J’ai fait la connaissance de Catherine au comité chili, au comité de soutien à la lutte révolutionnaire du peuple chilien, en 1973 ou 1974. Marie-Noëlle m’a dit un soir : je te présente Catherine, une grande militante très investie sur la Palestine. Ça a été le début d’une longue et profonde amitié de cinquante ans. J’ai appris après à connaître sa vie militante. Sa première manif à 19 ans, en 1961, à Paris contre la guerre d’Algérie. Ses années d’enseignante « pied-rouge » en Algérie de 1962 à 1965. L’éblouissement de mai 1968. Son expulsion d’Algérie, en juillet 1976. A partir de 1977, Catherine sera toujours attentive et présente auprès du Cedetim et de la rue de Nanteuil.
Catherine poursuit de front son engagement pour la Palestine et son métier d’enseignante-chercheuse de sociologue. C’est une sociologue engagée et militante. Elle travaille sur les conditions ouvrières et sur les luttes ouvrières, on devrait plutôt dire pour les luttes ouvrières. Ses publications en témoignent avec parmi beaucoup d’autres : sur Renault et l’Etat entrepeneur ; sur les égoutiers de Paris, sur Montefibre, sur la Montedison, sur les cercles de qualité dans la sidérurgie, sur la propriété ouvrière du taudis à la propriété, sur a précarité avec « vivre au minimum », sur l’histoire du militantisme.
Elle travaille et milite avec Pierre Bourdieu. Pour Catherine, il n’y a pas de frontière entre le travail et l’engagement. Elle participe aux engagements de Pierre Bourdieu et elle a toute sa confiance. Elle s’engage avec Pierre Bourdieu en soutien à l’Appel aux intellectuels et grévistes du 7 décembre 1995. C’est, il faut le rappeler, en 1995, déjà, une lutte contre la réforme des retraites du plan Jupé. Elle est présente, le 12 décembre 1995, devant les grévistes de la gare de Lyon, au moment du discours de Bourdieu qui fustige la noblesse d’état. Elle organise avec Pierre Bourdieu les mobilisations pour le Kosovo, en 1999, au moment du démantèlement de la Yougoslavie. Catherine sera très affectée par le décès de Pierre Bourdieu en 2002.

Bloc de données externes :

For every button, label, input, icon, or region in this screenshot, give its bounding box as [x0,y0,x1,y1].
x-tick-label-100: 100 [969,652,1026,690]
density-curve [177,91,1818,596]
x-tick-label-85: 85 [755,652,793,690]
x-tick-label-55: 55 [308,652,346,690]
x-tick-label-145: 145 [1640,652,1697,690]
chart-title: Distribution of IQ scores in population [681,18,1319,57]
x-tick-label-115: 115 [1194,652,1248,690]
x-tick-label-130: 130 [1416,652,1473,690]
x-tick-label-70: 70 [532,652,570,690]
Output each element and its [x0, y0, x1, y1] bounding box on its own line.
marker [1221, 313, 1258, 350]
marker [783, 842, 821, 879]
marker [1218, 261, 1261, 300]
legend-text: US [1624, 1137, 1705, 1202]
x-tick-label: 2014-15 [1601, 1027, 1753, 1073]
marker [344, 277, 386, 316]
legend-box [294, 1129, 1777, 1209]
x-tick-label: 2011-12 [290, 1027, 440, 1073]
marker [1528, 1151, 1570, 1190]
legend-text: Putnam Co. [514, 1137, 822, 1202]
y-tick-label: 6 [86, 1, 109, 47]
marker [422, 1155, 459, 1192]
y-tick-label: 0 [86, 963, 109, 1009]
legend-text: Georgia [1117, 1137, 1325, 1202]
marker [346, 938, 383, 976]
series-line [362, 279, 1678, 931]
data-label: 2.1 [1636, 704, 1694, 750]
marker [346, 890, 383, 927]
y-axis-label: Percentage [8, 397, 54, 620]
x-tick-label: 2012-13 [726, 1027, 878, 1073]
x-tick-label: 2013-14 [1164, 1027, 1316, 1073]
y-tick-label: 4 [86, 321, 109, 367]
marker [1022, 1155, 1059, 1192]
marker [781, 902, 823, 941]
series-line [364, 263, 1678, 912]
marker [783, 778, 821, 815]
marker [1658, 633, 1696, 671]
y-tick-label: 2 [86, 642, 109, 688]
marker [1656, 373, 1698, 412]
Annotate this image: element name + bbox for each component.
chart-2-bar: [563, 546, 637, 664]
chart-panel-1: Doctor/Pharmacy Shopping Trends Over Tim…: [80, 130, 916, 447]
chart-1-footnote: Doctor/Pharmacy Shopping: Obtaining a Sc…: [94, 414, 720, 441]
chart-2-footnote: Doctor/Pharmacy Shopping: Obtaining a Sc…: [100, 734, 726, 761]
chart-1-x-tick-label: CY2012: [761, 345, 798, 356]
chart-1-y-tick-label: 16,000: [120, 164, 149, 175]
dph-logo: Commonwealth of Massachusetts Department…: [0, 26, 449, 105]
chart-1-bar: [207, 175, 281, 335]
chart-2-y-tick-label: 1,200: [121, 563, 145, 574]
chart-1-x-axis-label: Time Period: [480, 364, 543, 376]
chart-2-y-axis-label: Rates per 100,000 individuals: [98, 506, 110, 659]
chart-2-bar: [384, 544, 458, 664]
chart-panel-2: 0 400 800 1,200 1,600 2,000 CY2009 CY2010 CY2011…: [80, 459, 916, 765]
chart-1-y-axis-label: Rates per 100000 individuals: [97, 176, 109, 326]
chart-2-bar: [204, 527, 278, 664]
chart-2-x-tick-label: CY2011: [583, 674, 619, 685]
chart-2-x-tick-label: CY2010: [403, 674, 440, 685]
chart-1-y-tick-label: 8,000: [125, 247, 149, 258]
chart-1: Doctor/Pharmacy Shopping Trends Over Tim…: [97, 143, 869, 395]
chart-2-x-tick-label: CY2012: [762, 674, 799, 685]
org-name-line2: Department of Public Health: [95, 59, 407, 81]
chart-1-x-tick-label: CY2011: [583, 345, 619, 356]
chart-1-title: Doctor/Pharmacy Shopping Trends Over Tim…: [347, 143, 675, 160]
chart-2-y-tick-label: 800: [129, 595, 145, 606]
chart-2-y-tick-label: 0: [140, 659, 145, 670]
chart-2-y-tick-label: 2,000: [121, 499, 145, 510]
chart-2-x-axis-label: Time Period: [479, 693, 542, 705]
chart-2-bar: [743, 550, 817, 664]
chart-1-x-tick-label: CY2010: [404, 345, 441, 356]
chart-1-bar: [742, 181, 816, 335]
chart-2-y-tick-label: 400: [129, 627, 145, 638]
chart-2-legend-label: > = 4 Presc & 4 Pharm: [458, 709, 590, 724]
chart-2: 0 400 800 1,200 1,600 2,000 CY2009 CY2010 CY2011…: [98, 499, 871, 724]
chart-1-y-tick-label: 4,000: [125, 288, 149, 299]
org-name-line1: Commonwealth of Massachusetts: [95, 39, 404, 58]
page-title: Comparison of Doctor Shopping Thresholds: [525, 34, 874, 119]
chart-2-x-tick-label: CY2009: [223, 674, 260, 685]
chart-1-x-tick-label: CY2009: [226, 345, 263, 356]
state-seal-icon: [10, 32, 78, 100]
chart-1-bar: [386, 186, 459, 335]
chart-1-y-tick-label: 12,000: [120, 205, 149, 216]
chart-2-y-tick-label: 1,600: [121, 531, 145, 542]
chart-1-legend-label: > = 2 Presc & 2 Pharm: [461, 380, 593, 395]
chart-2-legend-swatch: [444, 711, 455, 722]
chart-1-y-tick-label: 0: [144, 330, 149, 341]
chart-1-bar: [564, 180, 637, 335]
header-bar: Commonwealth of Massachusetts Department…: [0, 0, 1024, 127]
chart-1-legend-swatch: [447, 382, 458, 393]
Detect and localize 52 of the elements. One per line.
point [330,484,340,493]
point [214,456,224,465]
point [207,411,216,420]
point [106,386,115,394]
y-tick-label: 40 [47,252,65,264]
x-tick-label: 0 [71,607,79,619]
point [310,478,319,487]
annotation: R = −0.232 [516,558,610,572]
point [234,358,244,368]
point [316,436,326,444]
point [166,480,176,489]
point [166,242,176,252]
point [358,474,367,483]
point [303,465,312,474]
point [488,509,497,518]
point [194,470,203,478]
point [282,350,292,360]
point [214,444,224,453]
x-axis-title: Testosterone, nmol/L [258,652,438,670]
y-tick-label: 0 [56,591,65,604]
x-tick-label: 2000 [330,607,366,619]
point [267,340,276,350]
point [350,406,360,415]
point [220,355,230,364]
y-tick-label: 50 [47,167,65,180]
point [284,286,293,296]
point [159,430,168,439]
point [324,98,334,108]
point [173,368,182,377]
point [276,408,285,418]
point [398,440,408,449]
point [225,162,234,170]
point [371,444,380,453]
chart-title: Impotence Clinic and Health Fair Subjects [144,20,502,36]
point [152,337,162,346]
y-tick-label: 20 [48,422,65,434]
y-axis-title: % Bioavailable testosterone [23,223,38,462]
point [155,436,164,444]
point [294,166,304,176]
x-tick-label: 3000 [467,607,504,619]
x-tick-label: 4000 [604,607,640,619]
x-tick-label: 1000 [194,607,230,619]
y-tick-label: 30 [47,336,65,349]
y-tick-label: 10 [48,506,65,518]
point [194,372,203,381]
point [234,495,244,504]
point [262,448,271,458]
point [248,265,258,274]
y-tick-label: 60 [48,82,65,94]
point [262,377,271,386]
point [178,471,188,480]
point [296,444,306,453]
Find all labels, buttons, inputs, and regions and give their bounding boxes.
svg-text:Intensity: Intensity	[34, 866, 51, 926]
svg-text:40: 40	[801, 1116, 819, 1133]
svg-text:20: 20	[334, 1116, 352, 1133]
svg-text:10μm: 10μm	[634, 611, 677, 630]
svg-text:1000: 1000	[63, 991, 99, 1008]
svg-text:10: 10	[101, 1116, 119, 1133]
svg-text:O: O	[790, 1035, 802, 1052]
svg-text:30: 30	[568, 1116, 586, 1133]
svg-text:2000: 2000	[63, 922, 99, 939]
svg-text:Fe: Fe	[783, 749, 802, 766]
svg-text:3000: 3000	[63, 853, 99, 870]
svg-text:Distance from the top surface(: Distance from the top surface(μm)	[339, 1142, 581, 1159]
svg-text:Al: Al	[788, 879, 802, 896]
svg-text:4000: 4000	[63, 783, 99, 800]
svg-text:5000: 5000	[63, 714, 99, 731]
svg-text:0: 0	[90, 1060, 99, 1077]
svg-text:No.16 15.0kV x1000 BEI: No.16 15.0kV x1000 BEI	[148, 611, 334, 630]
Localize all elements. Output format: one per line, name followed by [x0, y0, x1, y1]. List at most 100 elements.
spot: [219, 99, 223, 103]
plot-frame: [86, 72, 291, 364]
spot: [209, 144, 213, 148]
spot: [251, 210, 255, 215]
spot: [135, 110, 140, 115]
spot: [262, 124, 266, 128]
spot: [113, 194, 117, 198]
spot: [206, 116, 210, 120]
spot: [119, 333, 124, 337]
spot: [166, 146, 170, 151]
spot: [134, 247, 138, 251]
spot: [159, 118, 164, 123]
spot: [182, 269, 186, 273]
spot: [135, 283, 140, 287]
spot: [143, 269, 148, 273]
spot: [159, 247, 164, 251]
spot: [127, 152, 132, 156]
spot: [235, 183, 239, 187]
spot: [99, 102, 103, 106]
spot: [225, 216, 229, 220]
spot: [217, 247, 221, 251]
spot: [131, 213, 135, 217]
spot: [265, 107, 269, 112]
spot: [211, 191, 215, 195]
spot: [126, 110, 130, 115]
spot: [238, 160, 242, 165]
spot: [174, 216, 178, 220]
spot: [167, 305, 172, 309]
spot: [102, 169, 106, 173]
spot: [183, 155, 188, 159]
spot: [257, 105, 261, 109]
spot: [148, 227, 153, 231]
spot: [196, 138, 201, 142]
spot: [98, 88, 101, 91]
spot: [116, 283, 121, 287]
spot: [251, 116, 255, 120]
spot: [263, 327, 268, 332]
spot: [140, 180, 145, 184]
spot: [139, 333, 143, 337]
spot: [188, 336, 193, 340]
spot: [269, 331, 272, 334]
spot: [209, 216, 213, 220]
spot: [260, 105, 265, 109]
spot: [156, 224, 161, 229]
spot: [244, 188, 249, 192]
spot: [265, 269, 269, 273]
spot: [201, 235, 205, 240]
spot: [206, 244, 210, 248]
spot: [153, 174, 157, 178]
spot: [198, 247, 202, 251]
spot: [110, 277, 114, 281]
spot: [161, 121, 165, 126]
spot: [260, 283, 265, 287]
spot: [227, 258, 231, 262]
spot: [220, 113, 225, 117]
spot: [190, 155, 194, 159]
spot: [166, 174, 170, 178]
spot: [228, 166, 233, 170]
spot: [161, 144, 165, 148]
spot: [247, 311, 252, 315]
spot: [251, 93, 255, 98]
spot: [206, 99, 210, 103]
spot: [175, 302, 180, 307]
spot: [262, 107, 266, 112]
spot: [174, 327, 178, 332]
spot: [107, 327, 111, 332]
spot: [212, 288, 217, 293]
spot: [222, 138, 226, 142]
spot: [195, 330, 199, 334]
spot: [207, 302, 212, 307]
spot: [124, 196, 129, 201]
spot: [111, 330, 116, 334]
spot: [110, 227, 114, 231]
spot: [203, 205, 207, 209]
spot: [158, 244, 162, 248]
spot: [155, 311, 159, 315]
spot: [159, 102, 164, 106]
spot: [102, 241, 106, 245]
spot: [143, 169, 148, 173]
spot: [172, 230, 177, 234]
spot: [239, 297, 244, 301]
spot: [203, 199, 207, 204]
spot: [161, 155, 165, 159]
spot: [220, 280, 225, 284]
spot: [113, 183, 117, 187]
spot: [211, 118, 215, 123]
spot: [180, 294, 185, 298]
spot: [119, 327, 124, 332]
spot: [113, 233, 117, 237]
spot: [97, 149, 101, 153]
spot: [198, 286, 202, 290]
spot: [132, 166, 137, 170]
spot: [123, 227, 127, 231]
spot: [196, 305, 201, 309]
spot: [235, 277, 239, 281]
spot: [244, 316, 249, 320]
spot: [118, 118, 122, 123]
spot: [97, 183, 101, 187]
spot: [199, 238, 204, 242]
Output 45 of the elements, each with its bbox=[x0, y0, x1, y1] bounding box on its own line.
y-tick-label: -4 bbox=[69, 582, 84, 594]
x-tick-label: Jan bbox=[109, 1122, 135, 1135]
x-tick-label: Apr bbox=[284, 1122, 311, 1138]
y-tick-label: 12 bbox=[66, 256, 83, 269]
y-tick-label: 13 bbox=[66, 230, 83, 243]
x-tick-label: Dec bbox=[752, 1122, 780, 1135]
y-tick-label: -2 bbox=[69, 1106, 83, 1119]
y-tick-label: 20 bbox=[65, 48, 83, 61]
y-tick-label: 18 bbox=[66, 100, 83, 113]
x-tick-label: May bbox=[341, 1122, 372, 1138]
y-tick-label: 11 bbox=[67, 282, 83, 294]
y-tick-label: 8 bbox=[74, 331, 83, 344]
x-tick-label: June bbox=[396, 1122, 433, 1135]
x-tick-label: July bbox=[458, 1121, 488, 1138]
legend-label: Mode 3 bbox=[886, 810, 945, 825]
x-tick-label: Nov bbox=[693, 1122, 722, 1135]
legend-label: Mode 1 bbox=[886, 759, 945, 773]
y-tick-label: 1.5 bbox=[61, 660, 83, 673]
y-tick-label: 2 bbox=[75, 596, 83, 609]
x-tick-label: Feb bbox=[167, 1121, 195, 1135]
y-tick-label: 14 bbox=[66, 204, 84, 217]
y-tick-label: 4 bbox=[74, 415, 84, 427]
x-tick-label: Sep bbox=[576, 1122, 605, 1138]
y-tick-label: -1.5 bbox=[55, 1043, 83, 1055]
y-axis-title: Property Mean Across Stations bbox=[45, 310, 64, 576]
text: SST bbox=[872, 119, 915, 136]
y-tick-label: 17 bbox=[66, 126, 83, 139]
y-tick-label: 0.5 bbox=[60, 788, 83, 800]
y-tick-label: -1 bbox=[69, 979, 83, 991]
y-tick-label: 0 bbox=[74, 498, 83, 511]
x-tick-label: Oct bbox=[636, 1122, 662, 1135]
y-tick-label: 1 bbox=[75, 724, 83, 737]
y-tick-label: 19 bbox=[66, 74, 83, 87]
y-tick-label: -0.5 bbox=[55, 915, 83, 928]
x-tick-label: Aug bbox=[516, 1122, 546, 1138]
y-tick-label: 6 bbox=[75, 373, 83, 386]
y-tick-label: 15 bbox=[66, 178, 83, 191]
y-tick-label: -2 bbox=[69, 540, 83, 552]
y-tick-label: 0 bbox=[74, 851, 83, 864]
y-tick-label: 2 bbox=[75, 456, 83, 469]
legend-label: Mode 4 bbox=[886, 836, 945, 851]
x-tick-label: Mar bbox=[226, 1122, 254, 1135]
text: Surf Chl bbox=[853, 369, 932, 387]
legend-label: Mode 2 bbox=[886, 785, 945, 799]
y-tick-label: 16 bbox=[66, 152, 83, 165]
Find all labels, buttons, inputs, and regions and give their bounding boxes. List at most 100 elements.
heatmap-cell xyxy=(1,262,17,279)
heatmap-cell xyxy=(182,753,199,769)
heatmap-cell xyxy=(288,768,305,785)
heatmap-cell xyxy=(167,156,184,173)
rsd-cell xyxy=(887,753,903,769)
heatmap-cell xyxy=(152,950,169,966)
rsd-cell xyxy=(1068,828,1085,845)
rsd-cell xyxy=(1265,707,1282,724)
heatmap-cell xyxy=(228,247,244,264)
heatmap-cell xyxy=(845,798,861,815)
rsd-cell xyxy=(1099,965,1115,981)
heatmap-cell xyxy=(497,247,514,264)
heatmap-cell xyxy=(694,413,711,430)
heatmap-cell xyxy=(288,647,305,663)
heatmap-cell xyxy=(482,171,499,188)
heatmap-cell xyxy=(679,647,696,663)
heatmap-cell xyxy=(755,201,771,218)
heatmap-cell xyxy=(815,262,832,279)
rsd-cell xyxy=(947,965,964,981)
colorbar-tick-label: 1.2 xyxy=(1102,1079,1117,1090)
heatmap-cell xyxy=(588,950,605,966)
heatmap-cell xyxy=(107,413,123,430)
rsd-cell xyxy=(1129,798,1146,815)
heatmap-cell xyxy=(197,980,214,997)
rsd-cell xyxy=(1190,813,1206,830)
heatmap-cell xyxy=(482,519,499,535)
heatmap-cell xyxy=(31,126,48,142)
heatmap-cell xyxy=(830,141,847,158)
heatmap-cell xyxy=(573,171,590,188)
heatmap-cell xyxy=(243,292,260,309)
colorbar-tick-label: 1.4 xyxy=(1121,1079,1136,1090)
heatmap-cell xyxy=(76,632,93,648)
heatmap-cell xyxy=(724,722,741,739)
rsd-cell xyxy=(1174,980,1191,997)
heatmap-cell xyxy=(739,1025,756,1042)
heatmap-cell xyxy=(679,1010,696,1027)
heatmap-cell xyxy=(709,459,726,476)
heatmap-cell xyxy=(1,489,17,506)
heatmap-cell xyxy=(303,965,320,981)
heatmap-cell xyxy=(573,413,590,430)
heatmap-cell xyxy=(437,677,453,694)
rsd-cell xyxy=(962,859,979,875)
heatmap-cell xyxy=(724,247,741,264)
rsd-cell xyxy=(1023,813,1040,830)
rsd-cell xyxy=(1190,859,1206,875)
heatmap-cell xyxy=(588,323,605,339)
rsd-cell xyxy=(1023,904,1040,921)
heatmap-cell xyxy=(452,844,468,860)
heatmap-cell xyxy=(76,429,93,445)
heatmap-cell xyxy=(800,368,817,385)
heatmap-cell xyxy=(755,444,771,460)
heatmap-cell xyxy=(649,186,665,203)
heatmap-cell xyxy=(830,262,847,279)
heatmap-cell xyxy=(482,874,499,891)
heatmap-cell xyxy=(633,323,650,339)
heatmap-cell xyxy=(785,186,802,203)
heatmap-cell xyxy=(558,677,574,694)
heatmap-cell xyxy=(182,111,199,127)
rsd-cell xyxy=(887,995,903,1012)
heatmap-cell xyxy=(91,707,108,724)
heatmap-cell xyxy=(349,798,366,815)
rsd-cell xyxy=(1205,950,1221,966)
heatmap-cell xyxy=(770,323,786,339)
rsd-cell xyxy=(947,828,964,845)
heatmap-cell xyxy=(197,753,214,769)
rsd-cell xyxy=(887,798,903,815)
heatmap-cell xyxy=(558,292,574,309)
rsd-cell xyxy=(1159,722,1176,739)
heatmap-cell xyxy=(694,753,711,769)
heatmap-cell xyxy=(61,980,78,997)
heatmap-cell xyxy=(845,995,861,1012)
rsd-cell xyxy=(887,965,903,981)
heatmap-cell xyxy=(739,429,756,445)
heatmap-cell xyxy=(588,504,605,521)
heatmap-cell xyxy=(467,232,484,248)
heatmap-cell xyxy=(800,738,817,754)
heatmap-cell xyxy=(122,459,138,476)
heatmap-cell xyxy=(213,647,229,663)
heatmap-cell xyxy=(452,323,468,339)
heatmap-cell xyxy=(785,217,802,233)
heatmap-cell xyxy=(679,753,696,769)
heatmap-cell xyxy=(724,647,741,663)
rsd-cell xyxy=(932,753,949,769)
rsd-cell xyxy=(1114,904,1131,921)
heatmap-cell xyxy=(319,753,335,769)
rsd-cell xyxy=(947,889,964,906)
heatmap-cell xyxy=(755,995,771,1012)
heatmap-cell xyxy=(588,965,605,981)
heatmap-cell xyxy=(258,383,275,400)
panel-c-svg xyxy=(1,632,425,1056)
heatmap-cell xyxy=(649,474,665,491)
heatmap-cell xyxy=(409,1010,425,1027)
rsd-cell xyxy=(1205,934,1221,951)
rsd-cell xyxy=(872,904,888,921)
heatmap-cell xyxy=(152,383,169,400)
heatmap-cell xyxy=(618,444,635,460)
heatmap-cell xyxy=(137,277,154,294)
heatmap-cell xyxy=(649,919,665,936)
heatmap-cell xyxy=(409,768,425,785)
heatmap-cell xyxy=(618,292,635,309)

La rencontre avec Ilan, dans les années 1975, a marqué un tournant dans la vie de Catherine. Non par rapport à la Palestine et au peuple palestinien qui a toujours occupé une place centrale dans leurs deux vies. Mais avec l’arrivée de Marianne, devenue Mariam, et d’Emmanuel, qui ont bouleversé et transformé la vie de Catherine. Ses enfants ne l’ont pas amené à abandonner ses engagements, au contraire, elle et il, l’ont amené à les assumer avec plus de profondeur.
Les dernières années ont été difficiles. Catherine marchait difficilement et supportait difficilement de limiter ses engagements. Elle devait contenir son impatience ce qui ne l’empêchait pas de suivre l’actualité avec la volonté de s’investir et de s’engager.
Celles et ceux qui l’ont connu et aimé garderont de Catherine le souvenir d’une femme libre et engagée. Catherine n’était pas un long fleuve tranquille ; c’était un torrent impétueux capable de prolonger ses impatiences par de solides engagements.